Russian Business Aviation Traffic Continues To Decrease

 - September 11, 2017, 11:11 AM

Data from the Russian United Business Aviation Association (RUBAA) indicates that business jet flights to, from and inside Russia dropped by 12 percent, while passenger counts fell 23 percent, since the chill in East-West relations began in 2014. RUBAA chairman Alexander Kuleshov presented the data on Wednesday at the association-organized Business Aviation Forum held in Moscow.

RUBAA collected statistics from seven major Russian cities: Moscow, St. Petersburg, Rostov-upon-Don, Ekaterinburg, Samara, Nizhny Novgorod and Sochi. “According to industry professionals and experts, these destinations together generate approximately 80 percent of all Russian business aviation traffic,” Kuleshov said.
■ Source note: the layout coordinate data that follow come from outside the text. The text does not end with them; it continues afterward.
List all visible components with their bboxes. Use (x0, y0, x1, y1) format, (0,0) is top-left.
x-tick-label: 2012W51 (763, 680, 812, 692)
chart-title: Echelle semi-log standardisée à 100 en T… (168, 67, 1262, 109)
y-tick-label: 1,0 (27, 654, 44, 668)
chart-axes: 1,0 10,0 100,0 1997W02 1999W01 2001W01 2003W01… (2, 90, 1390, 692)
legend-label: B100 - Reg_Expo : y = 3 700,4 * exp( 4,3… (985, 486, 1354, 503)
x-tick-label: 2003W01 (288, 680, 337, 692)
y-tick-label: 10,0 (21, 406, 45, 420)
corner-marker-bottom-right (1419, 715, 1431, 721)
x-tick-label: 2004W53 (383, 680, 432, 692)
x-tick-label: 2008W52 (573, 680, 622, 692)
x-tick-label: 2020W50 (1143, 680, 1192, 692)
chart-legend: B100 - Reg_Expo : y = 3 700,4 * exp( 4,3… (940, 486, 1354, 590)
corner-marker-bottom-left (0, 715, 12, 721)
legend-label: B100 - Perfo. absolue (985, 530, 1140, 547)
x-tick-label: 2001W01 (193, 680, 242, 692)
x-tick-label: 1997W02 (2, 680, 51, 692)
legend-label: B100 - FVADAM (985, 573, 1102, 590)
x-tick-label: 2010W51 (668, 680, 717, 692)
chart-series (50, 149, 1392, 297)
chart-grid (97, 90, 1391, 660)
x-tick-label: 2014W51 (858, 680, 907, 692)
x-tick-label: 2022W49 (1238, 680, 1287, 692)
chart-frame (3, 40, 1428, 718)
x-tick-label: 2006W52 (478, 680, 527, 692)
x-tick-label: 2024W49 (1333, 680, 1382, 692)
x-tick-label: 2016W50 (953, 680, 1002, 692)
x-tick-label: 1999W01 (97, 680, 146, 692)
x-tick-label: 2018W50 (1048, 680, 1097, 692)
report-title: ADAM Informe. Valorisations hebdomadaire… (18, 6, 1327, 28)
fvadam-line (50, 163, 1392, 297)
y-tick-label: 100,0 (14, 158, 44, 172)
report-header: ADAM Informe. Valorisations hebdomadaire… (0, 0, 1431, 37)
Acknowledging “incomprehensiveness” of the database, he nonetheless stated that, after having spoken to industry professionals and officials, RUBAA came to the conclusion that the air traffic at these cities is a fair indicator of what is going on in the whole of the Russian business aviation industry.

According to RUBAA, the number of business jet flights decreased from more than 50,000 in 2014 to 43,878 the following year and 41,415 in 2016. The number of travelers on those flights also dropped, from more than 160,000 down to 141,000 in 2015 and nearly 130,000 in 2016. In the first four months of this year, nearly 10,000 flights with 38,603 travelers on them were recorded.

Kuleshov explained that, basically, the statistics gathered cover activities of dedicated business jets and VIP bizliners, but not government flights by Rossiya and other operators serving Russian state officials. This is despite the fact that they do use FBO services across the country.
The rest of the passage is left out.